崔玉珠低声啜泣着,表演欲还在猛烈激增着。
“妈,您这是说的什么话,您可就这一个儿子,我们离开谁给您养老。
这周围的人还以为我们不孝顺,这不是再打我们的脸,让我们以后在这里怎么生活。”
江婆子一脸的嫌弃,发出啧啧啧的声音。
“还给我养老,你是怎么好意思说出来这句话的,脸面不是被你们给丢光了。
我都不想着你们给我养老,你们不贪图我的养老钱就好了。”
“就你们两个工资,觉得可以养活这几个孩子吗?花钱大手大脚,每次不都是你爸给你们擦屁股。”
“你们给我养老,准备在我老的不能动的时候,给我一刀子吗?还是不给我吃,不给我喝,你们的心思我看得太透彻。”
“如今你们把名声搞的全都坏掉,我真觉得你们继续下去,我们两个老人就要搬出去。
这是国家军区大院,不是你家菜市场,想要怎么算计就怎么算计。
单凭你今天为难封砚雪的场面,封晏立刻就会让人撤了你丈夫的职,还有什么升职的可能性。”
结果这个时候电话响起来了,也是很巧妙的时间。
江婆子接到电话,表情带着幸灾乐祸:“好,我会转达给他,不会耽搁接下来的事。”
“听到了没,长生被调到西南,都不知道是哪个山卡卡,这辈子估计都回不来,你还觉得无所谓吗?”
崔玉珠愣住了:“不可能的,这只是一个小问题,他可是大领导,怎么会在意这个,并没有给他女儿造成什么妨碍。”
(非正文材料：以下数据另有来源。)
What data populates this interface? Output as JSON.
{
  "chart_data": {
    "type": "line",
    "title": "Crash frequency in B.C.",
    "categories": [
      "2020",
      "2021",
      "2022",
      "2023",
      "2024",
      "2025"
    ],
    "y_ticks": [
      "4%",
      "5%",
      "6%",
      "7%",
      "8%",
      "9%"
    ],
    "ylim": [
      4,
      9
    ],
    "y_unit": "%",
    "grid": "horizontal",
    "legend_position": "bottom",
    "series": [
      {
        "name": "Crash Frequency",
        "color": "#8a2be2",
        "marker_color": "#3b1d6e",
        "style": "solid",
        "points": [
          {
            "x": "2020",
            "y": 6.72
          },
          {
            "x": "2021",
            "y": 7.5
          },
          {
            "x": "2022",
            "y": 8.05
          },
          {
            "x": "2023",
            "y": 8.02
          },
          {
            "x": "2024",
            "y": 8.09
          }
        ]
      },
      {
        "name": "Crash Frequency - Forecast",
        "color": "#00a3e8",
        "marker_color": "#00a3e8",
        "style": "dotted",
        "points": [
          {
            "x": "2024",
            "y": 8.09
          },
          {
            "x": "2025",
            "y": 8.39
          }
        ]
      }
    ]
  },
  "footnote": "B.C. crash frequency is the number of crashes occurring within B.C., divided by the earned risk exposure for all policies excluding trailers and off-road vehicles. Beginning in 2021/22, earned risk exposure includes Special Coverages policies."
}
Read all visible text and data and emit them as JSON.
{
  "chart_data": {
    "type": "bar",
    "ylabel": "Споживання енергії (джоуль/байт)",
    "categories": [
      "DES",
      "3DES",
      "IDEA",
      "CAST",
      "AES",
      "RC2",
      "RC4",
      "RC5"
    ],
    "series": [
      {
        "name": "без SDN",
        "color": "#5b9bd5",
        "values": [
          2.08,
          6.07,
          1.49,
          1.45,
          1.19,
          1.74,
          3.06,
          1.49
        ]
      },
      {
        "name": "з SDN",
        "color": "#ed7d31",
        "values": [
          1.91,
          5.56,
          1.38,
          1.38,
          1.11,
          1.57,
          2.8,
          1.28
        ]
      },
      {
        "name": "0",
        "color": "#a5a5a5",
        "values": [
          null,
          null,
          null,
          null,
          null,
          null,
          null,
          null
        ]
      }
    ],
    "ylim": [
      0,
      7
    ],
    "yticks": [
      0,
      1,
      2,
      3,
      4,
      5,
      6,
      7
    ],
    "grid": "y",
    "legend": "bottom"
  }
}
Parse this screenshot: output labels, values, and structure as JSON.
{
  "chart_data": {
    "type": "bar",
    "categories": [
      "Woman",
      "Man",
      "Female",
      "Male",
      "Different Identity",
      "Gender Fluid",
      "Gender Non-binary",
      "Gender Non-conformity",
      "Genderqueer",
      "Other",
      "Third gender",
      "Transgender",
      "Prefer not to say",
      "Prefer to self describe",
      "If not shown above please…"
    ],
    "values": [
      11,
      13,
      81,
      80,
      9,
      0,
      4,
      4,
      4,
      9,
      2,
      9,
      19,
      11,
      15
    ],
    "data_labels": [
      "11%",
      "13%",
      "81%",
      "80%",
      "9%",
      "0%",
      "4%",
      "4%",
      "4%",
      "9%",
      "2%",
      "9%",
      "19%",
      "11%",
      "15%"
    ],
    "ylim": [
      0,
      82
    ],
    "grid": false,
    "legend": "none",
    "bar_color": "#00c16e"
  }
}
“我甚至都怀疑,今天的事是封砚雪在背后搞鬼,毕竟只有她和姚文熙在后院,怎么就波及到长生的工作。”
江婆子觉得儿媳妇真是愚蠢到家。
“封砚雪医术高深,人脉比比皆是,又进入科研院参与国家秘密研究。
她名下有两个厂子为国家赚取大量的外汇,手底下都是退伍伤残军人。
马上就是傅家的孙媳妇,你觉得这些信息在军政世家是什么概念吗?
只要她不当着众人的面杀人,她就被人捧着,家族资源都会朝她倾斜,哪怕她是一个嫁出去的姑娘。
这就是能力高于男女性别之差,我要有个这样的孙女,恨不得跟着她养老,我所有资产都会给她。
你以为你得罪的是她自己吗?那是整个京城的圈子,你个憨批,现在还不知所谓。”
“现在好了,长生调任下来立刻去云省任职,还是一个山沟沟,看你这辈子还能不能爬的出来。”
兰长生哇的一声哭了。
“妈,我不想要去西南,那边都是野蛮的人,都是山穷死了,我真的不想去,你救救我。”
他跪在地上往前爬着,直接瘫在那:“妈,你只有我一个儿子,我要给你养老的,我要留在京城,求求您了。”
江婆子叹口气:“早知今日,何必当初,这就是你们的造化。”
“我就是一个老婆子,你爸身体也不好,你们赶紧离开,我真的没办法,难不成,你还想要看着我给别人下跪不成。”
长生真是入魔:“妈,你去求一求封砚雪,我给她磕头赔罪,只要可以让我留下来。”
“妈,你一定可以做到的,你去求求她。”
江婆子直接给她一巴掌:“混账,我身板一辈子都是直直的,几年前为了你的女儿低头一次,我现在还不好意思面对人家。
这一次你还想着让我低头,我宁愿没有你这个儿子,你还是离开吧!”
“我生活不能自理就会自缢,不会拖你的后腿,你们好自为之,以后不要回来了。”
她缓慢朝楼上走去,身影看着苍老了几分。
崔玉珠还在旁边煽风点火:“我觉得都是封砚雪的错,这一次革委会估计就是她搞的鬼。”
兰长生反手给她一巴掌:“就是你在背后一直嘀嘀咕咕,每次都说人家的坏话,搞得兰英做出这样的事,丢死人了。
你如今还在蛊惑我报复她,你是不是真想要我去死,我都怀疑你是不是我的仇人,看不得我一点好。”
崔玉珠嫁过来二十多年,这是第一次被打,以前都把丈夫哄得团团转,今天真是不管用。
“你居然打我,这日子没法过了,离婚。”
兰长生表情带着阴鸷:“离婚,不可能,看见我降职就想着离婚,你就是死也得跟我绑在一起。”
“赶紧去收拾行李,我们要去云省,如果我发现你逃跑,或者给你的娘家通风报信,就等着被我收拾吧!”
“你不要忘记,瘦死的骆驼比马大,我就算是降职,那也是有职位,你算个老几。”
崔玉珠呜呜呜哭着,她怎么就那么惨,做什么都不行,连儿子都生不出来,这日子太难了。